S. Sudan Fighting Enters 5th Day

S. Sudan Fighting Enters 5th Day

JUBA, South Sudan (AP) -- Explosions and heavy weapons gunfire are shaking South Sudan's capital Juba Monday in the fifth day of clashes between government and opposition forces, raising the specter of a return to civil war.

Widespread shooting preventing residents from moving in the city.

A "massive explosion" hit shortly after 9 a.m. followed by further blasts in the Tomping area of Juba, home to embassies, the airport and a U.N. base, said an aid worker.

"It rings through the whole city every time they fire," said the aid worker, who spoke on condition of anonymity because he was not authorized to speak to press. "I think one of the tanks must be near me, my ears are burning."

Explosions and "very heavy gunfire" sounding "like popcorn," was reported by a resident in the Gudele area, who insisted on anonymity for safety.

The United Nations Mission in South Sudan reported on Twitter that clashes restarted near its compound in Jebel, where some 30,000 civilians have taken refuge. The opposition also has a base near Jebel and their leader also has his home there.

Two U.N. peacekeepers from China were killed at the base Sunday night, according to Chinese state media. An eyewitness in the U.N. base who was not authorized to speak to the press told The Associated Press that he saw a government tank fire on a Chinese armored personnel carrier.

There were 67 injuries and 8 deaths in the U.N. base Sunday, according to an internal situation report circulated among humanitarian organizations and seen by AP. Water tanks have not been able to bring water to the tens of thousands sheltering inside the base.

The fighting in the capital began Thursday and continued through the weekend, when South Sudan marked its fifth anniversary of independence from Sudan. The gun battles in the capital are similar to fighting in December 2013 that sparked a two-year civil war in which tens of thousands died and displaced more than 2 million.

President Salva Kiir and former rebel leader Riek Machar, who is now vice president, signed a peace accord last year and formed a transitional coalition government. But fighting continued anyway, and the current clashes in Juba threaten to plunge the parts of South Sudan that had been relatively stable back into violence.

The renewed fighting has once again divided South Sudan along ethnic lines, with Kiir's supporters largely Dinka and Machar's followers mostly Nuer.
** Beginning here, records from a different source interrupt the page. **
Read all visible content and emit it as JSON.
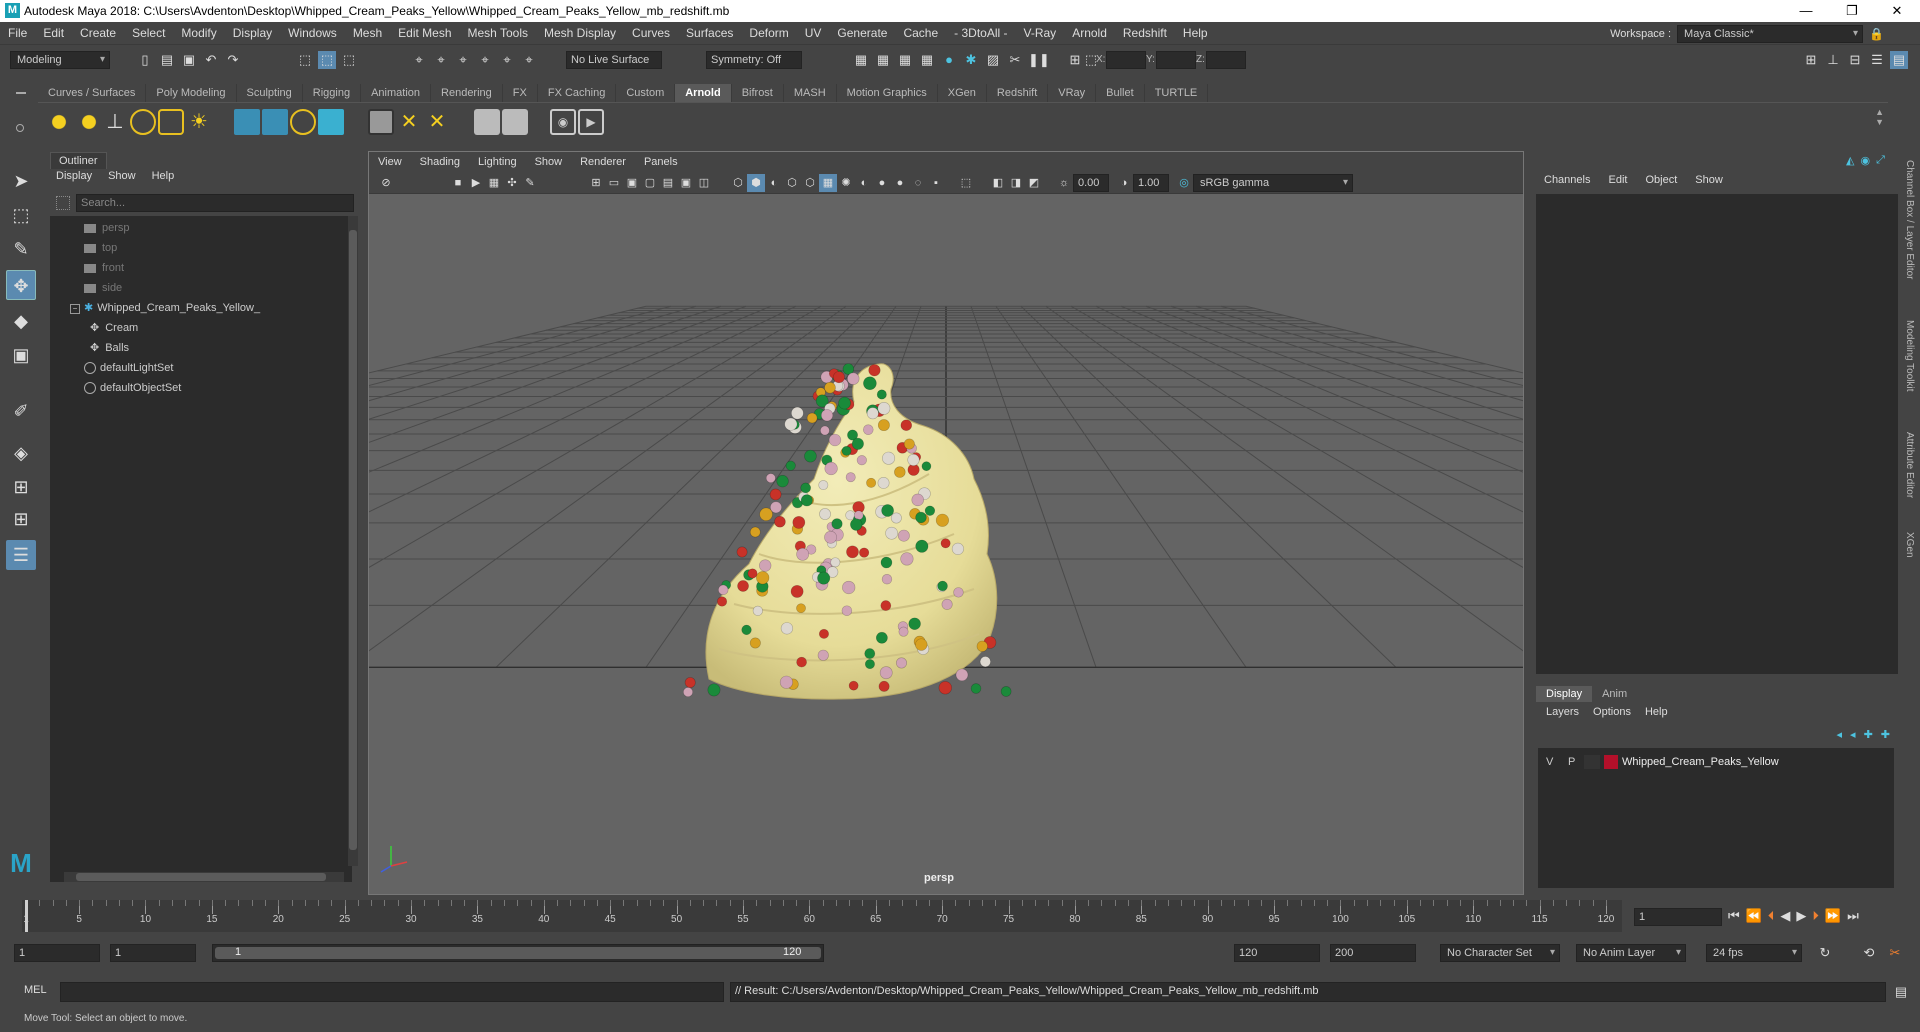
{
  "title_bar": {
    "title": "Autodesk Maya 2018: C:\\Users\\Avdenton\\Desktop\\Whipped_Cream_Peaks_Yellow\\Whipped_Cream_Peaks_Yellow_mb_redshift.mb",
    "logo": "M",
    "minimize": "—",
    "maximize": "❐",
    "close": "✕"
  },
  "menu_bar": {
    "items": [
      "File",
      "Edit",
      "Create",
      "Select",
      "Modify",
      "Display",
      "Windows",
      "Mesh",
      "Edit Mesh",
      "Mesh Tools",
      "Mesh Display",
      "Curves",
      "Surfaces",
      "Deform",
      "UV",
      "Generate",
      "Cache",
      "- 3DtoAll -",
      "V-Ray",
      "Arnold",
      "Redshift",
      "Help"
    ],
    "workspace_label": "Workspace :",
    "workspace_value": "Maya Classic*"
  },
  "status_line": {
    "mode": "Modeling",
    "live_surface": "No Live Surface",
    "symmetry": "Symmetry: Off",
    "x_label": "X:",
    "y_label": "Y:",
    "z_label": "Z:"
  },
  "shelf": {
    "tabs": [
      "Curves / Surfaces",
      "Poly Modeling",
      "Sculpting",
      "Rigging",
      "Animation",
      "Rendering",
      "FX",
      "FX Caching",
      "Custom",
      "Arnold",
      "Bifrost",
      "MASH",
      "Motion Graphics",
      "XGen",
      "Redshift",
      "VRay",
      "Bullet",
      "TURTLE"
    ],
    "active_tab": "Arnold"
  },
  "outliner": {
    "tab": "Outliner",
    "menu": [
      "Display",
      "Show",
      "Help"
    ],
    "search_placeholder": "Search...",
    "items": [
      {
        "label": "persp",
        "dim": true
      },
      {
        "label": "top",
        "dim": true
      },
      {
        "label": "front",
        "dim": true
      },
      {
        "label": "side",
        "dim": true
      },
      {
        "label": "Whipped_Cream_Peaks_Yellow_",
        "dim": false
      },
      {
        "label": "Cream",
        "dim": false
      },
      {
        "label": "Balls",
        "dim": false
      },
      {
        "label": "defaultLightSet",
        "dim": false
      },
      {
        "label": "defaultObjectSet",
        "dim": false
      }
    ]
  },
  "viewport": {
    "menu": [
      "View",
      "Shading",
      "Lighting",
      "Show",
      "Renderer",
      "Panels"
    ],
    "exposure": "0.00",
    "gamma": "1.00",
    "color_space": "sRGB gamma",
    "camera_label": "persp"
  },
  "channel_box": {
    "menu": [
      "Channels",
      "Edit",
      "Object",
      "Show"
    ],
    "layer_tabs": [
      "Display",
      "Anim"
    ],
    "layer_menu": [
      "Layers",
      "Options",
      "Help"
    ],
    "layer": {
      "v": "V",
      "p": "P",
      "name": "Whipped_Cream_Peaks_Yellow",
      "color": "#b3102a"
    }
  },
  "side_tabs": [
    "Channel Box / Layer Editor",
    "Modeling Toolkit",
    "Attribute Editor",
    "XGen"
  ],
  "time_slider": {
    "ticks": [
      "1",
      "5",
      "10",
      "15",
      "20",
      "25",
      "30",
      "35",
      "40",
      "45",
      "50",
      "55",
      "60",
      "65",
      "70",
      "75",
      "80",
      "85",
      "90",
      "95",
      "100",
      "105",
      "110",
      "115",
      "120"
    ],
    "current_frame": "1"
  },
  "range_slider": {
    "start": "1",
    "playback_start": "1",
    "range_start_label": "1",
    "range_end_label": "120",
    "playback_end": "120",
    "end": "200",
    "character_set": "No Character Set",
    "anim_layer": "No Anim Layer",
    "fps": "24 fps"
  },
  "command_line": {
    "lang": "MEL",
    "result": "// Result: C:/Users/Avdenton/Desktop/Whipped_Cream_Peaks_Yellow/Whipped_Cream_Peaks_Yellow_mb_redshift.mb"
  },
  "help_line": {
    "text": "Move Tool: Select an object to move."
  },
  "colors": {
    "cream": "#e8e0a0",
    "ball_green": "#1a8a3a",
    "ball_red": "#c83228",
    "ball_gold": "#d7a020",
    "ball_pink": "#cfa3b5",
    "ball_white": "#ddd8d0"
  }
}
Many of the thousands displaced by the renewed fighting in Juba are sheltering at the two U.N. bases, a World Food Program compound and other areas, said U.N. Office for the Coordination of Humanitarian Affairs spokeswoman Matilda Moyo.

The United States told its citizens it would evacuate all non-essential staff from the country. The Canadian embassy has closed entirely, according to a message sent to its citizens. India is planning to evacuate its citizens, according to a tweet by its external affairs minister.